Nissa reached across the couch to lay her hand on Lena’s. “It’s not like you’ve got a lot on your plate or anything.” I saw the wink she shot my wife, and my wife’s answering smile, sad though it was.

“Well? How are things?”

“Not great. No better, no worse, I guess. I just wonder sometimes how long we can go on this way. I mean, we might as well just be roommates. And babysitters. Well, that’s mostly just me.”

“I’m so sorry, babe.”

Nissa shrugged. “It’ll come to a head one of these days. I’m not too eager to push it until the kids are a little older. I have no idea what I’d do if he left me right now.”

Lena nodded, her expression rife with sympathy, and the two sat in silence for a few minutes. Slowly, Lena’s eyes began to get heavy, and she dozed off. Nissa watched her from the couch. I watched her from the island in the kitchen. I wondered if she hurt as much as I did to see my beautiful, vivacious Lena this way. Because it was damn sure breaking my heart.

She only napped for about ten minutes. When she woke, she smiled over at Nissa as if she hadn’t been asleep and asked, “So, how are things with you and Mark?”

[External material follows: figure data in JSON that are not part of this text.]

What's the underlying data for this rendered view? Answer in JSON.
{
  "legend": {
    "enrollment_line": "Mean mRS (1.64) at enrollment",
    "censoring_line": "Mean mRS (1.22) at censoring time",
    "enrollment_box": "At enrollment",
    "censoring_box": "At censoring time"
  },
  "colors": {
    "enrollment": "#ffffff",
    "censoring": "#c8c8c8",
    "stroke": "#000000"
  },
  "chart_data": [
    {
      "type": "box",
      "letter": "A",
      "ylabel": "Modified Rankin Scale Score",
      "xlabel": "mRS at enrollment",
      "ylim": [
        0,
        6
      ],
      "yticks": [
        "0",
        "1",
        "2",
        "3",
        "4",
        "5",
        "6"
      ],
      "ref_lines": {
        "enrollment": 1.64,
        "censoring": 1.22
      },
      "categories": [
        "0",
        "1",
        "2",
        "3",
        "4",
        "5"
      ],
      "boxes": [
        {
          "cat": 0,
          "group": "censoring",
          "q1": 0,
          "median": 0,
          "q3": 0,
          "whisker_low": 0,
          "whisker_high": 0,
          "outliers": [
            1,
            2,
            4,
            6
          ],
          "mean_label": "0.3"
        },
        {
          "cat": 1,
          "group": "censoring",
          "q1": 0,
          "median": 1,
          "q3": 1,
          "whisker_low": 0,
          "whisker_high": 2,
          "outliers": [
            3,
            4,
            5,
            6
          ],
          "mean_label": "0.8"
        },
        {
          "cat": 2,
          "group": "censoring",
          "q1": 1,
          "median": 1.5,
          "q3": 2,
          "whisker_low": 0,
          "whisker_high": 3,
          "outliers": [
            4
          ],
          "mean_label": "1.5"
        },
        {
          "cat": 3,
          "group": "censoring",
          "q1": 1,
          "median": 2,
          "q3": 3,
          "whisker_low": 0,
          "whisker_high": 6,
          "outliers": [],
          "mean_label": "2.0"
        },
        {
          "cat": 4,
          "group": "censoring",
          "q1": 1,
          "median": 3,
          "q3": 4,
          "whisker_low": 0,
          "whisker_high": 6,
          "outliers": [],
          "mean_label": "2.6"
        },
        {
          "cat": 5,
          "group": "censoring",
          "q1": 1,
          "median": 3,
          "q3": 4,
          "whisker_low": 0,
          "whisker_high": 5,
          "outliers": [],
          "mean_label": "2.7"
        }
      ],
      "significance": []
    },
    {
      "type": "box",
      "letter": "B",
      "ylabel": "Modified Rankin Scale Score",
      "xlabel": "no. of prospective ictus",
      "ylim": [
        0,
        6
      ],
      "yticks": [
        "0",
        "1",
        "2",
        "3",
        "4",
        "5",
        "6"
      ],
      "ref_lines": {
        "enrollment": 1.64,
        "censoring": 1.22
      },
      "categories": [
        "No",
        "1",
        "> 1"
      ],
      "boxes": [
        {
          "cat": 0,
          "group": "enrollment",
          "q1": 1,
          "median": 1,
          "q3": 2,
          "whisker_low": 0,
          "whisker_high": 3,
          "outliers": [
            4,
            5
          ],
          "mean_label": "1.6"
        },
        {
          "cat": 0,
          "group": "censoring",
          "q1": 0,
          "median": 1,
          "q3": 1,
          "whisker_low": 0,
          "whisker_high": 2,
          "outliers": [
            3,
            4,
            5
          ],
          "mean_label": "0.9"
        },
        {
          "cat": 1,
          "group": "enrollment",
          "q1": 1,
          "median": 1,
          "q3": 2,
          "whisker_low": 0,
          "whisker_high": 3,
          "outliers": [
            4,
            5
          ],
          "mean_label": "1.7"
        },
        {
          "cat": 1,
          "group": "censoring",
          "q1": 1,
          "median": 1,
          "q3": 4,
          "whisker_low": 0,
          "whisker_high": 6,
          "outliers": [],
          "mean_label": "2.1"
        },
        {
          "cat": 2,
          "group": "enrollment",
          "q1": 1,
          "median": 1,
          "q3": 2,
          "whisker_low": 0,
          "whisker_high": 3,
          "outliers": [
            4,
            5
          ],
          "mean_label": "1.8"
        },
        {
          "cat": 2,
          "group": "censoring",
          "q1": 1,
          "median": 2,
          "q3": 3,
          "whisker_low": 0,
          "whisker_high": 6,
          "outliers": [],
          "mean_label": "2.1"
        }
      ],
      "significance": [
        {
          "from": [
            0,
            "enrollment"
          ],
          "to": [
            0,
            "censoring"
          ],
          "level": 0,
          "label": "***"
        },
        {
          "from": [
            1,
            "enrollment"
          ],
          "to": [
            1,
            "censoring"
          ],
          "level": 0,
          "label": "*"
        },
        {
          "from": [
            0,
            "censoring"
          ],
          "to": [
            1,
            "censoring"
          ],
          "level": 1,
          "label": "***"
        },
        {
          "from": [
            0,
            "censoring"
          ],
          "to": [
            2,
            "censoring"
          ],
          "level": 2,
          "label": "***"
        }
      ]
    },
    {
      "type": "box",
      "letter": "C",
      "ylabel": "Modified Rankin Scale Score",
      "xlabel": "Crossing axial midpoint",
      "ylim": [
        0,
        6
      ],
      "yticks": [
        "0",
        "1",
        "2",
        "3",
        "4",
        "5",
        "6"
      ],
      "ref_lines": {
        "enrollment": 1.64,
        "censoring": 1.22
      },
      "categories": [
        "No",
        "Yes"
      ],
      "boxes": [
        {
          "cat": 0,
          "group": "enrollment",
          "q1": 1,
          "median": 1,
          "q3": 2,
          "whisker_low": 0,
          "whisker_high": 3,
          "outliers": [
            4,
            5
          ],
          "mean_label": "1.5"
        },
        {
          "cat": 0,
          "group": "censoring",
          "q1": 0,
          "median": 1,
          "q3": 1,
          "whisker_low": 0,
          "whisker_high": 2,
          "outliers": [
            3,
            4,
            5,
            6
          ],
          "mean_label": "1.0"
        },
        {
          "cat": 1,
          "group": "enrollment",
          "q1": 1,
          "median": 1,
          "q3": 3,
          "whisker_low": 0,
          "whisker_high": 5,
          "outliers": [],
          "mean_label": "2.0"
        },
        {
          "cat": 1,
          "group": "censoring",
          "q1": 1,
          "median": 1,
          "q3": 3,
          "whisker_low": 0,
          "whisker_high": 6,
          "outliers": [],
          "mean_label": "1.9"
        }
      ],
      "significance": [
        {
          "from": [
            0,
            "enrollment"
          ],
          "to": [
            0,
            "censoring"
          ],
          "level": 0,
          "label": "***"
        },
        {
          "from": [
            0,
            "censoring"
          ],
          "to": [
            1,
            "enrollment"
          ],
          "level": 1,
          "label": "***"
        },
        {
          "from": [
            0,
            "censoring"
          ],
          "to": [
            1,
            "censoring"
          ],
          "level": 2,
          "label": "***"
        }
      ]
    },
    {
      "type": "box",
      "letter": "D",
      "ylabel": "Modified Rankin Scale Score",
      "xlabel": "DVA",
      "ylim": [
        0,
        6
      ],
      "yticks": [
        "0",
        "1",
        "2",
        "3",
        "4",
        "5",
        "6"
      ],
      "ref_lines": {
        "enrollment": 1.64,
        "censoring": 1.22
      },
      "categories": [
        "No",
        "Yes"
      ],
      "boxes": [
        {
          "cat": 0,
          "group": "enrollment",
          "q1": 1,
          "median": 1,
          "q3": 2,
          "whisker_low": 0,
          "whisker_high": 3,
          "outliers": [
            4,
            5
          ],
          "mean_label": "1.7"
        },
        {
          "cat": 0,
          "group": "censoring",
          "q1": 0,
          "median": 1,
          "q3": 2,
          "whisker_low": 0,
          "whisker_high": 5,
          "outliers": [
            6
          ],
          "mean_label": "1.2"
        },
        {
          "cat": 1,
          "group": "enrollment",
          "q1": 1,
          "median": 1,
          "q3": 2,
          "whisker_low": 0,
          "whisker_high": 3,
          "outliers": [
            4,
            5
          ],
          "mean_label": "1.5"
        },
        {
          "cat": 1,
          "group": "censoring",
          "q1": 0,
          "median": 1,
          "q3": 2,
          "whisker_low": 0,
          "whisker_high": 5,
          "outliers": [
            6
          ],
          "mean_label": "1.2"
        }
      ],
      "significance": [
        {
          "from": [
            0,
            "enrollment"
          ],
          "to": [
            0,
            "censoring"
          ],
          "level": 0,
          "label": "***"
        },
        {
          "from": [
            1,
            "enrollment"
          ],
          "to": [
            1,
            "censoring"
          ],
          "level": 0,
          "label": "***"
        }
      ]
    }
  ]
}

To Nissa’s credit, she handled it well. Didn’t miss a beat with her response. “He’s an asshole, but I’m not surprised. He’s always been an asshole.”

The two laughed, but I died a little inside.

For a few days, Lena wouldn’t talk about it. Tried to hide her slips. But I could see it. Even without the overt example of that conversation with Nissa, I could see it. I’m as aware of every subtle nuance of my wife as I am of my own body.

I know how she struggles, just as I know her reasons for not wanting to talk about it, to acknowledge it. She’s trying to protect me. And I’m trying to protect her.